Closed krivit closed 6 years ago

krivit commented 6 years ago

What happens is that the pseudopopulation network lacks actors with that level, which means that the ergm model does not have a term for that level; but the EgoStat.* functions can still "see" it, so it generates a statistic for this nonexistent term, causing a name mismatch.

sumich commented 6 years ago

How do you account for dyadic variates then such as as relatedness between the alter and the ego? It isn't individual specific so it can't be attributed to either the alter or the ego.

krivit commented 6 years ago

Terms like mix and nodematch evaluate the dyad-level covariate based on the interaction of the individual attributes.

sumich commented 6 years ago

But as far as adding them to the data frame, should they be added to the ego or alter file? Or both files?

krivit commented 6 years ago

Both, in this case. I would recommend going through the tutorials.

sumich commented 6 years ago

My problem then is if I have more than one alter tied to an ego. Each alter will have a dyadic variate specific to their ego but each ego will have more than one dyadic variate, one for each alter. And if the attributes must be the same then will this cause a problem?

I am currently working through your tutorial (located here https://statnet.org/trac/raw-attachment/wiki/Sunbelt2015/ergmEgo_tutorial.html). It does not seem to address this issue.

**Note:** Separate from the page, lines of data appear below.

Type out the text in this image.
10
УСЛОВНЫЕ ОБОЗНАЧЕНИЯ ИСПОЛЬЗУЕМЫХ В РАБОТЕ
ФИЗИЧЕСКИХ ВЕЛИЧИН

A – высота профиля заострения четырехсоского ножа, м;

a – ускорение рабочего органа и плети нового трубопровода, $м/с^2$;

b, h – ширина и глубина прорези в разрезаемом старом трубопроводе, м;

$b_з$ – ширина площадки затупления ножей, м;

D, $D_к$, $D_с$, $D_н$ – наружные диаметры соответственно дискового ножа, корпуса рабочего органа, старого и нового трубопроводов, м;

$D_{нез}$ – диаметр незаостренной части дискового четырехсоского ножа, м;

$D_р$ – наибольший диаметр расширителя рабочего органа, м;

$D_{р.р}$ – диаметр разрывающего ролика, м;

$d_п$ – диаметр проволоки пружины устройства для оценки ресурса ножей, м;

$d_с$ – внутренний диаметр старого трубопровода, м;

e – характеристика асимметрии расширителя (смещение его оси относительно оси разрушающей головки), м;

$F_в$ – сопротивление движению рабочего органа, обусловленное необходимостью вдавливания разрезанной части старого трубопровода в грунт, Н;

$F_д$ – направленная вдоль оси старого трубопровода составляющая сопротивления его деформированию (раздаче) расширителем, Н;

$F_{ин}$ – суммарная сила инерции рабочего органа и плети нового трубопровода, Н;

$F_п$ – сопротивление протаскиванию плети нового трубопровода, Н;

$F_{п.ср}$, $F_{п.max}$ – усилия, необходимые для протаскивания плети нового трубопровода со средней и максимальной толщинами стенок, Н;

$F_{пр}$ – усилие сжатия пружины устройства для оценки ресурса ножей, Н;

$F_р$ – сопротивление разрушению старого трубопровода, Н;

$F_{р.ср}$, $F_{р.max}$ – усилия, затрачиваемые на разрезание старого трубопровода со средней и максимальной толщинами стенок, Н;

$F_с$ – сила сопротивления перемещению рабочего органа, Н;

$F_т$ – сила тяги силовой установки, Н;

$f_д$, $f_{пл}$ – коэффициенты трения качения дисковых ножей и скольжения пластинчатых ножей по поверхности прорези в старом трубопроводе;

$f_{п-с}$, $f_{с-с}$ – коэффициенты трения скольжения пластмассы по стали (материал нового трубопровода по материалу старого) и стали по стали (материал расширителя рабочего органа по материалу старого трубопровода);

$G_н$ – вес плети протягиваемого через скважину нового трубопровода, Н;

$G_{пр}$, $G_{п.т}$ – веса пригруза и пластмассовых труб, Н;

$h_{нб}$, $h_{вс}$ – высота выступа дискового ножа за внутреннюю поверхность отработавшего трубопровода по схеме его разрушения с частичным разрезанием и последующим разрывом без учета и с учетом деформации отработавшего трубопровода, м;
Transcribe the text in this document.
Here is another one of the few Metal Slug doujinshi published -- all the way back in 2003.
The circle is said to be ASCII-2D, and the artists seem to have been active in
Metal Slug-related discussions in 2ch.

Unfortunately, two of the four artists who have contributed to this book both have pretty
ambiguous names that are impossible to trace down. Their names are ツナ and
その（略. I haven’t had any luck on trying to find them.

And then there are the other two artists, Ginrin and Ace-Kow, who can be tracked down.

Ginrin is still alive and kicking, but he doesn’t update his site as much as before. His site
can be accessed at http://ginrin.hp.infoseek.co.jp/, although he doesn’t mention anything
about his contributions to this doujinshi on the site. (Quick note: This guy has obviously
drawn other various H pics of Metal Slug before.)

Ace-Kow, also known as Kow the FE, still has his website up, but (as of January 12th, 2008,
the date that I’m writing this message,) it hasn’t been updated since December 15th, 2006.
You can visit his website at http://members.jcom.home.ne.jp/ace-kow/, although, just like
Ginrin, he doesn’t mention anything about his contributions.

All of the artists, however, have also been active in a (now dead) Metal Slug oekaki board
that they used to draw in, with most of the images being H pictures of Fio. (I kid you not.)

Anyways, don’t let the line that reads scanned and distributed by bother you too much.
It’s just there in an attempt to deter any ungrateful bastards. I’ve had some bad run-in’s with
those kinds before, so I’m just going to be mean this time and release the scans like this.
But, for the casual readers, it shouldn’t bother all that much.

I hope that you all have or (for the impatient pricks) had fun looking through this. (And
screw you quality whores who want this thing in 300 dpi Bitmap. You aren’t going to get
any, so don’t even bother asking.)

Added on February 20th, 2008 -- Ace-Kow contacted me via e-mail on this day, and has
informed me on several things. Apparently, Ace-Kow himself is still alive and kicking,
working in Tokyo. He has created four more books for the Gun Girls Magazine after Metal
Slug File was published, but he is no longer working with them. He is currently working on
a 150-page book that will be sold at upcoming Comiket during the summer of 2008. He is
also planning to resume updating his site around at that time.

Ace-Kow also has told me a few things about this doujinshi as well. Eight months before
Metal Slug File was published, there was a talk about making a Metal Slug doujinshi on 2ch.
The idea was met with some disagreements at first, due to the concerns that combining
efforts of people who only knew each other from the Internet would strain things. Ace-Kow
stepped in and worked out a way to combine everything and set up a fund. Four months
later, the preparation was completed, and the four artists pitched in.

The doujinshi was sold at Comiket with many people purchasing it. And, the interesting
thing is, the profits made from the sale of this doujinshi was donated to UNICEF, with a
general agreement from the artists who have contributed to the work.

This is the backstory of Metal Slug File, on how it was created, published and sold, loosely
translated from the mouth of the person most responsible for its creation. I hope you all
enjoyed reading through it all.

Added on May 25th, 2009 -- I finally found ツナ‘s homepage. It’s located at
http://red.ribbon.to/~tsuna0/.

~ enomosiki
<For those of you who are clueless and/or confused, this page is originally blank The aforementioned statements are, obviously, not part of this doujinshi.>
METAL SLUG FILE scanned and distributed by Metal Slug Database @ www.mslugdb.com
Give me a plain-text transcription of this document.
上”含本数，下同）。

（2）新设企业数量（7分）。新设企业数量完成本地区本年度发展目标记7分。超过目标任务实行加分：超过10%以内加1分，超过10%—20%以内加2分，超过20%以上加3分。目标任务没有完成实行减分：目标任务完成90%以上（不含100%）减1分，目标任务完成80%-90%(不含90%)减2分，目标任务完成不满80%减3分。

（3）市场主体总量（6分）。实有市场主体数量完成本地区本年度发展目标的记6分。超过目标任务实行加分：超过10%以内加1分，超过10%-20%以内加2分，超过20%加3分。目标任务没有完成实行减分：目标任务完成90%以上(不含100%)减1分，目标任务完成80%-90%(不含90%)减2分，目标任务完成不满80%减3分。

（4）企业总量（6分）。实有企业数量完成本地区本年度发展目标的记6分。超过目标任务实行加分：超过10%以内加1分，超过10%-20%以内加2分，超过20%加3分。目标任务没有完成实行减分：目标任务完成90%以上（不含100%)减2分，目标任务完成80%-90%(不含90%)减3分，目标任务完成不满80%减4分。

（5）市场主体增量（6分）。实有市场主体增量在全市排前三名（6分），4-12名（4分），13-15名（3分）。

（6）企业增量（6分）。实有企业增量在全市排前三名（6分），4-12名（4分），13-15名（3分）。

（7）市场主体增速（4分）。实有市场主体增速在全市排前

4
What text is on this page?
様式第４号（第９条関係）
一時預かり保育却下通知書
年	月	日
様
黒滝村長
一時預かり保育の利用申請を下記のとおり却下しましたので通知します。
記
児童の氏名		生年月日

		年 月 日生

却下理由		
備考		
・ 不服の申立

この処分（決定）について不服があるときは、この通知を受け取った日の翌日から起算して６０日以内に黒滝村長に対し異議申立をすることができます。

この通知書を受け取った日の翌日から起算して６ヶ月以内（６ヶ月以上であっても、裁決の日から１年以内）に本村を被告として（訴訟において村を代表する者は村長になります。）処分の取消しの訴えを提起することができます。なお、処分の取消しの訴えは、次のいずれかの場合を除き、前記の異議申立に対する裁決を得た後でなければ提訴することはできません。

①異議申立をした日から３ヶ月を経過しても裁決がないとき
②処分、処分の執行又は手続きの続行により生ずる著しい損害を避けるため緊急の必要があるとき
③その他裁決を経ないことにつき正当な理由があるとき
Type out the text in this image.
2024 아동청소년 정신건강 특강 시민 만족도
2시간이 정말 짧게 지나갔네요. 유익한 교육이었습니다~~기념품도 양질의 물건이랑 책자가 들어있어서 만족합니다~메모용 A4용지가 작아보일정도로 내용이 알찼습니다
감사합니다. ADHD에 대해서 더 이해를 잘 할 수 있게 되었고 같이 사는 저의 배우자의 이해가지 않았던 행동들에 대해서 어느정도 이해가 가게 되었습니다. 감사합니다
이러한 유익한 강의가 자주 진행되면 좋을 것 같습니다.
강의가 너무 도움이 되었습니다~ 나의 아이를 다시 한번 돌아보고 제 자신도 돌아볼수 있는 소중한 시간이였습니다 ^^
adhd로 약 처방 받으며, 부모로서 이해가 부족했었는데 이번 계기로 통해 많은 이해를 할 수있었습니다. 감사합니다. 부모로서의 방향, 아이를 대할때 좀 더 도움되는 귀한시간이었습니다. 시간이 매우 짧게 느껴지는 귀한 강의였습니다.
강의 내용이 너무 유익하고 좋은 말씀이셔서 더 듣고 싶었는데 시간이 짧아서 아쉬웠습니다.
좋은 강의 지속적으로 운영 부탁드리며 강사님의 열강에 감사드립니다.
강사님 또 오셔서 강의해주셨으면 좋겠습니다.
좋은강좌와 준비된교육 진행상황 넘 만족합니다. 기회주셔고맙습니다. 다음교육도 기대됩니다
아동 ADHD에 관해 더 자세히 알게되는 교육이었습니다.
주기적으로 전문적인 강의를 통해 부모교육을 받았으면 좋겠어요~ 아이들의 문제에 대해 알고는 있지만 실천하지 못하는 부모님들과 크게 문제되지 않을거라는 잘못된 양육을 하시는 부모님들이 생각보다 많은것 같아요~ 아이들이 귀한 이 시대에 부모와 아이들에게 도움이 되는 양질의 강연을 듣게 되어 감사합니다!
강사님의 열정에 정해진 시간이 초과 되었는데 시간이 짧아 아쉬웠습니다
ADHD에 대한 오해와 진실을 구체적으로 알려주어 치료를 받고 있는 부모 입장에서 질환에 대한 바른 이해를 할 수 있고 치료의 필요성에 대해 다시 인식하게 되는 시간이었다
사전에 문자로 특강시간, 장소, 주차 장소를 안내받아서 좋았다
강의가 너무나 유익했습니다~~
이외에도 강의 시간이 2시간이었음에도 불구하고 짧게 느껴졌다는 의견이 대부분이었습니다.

krivit commented 6 years ago

I see. Unfortunately, this is a case where egocentric inference may not be possible using existing methodology. Briefly, inference requires that we be able to reconstruct the dyadic covariate for every pair of actors, whether or not they are actually connected in the dataset. This is possible when the dyadic covariate is a function of the ego's and alter's attribute (e.g., whether the two actors are of the same sex can be reconstructed from their individual sexes), but it's not possible when it can't be recovered this way (or the actor attribute is not observed). Then, recovery is impossible.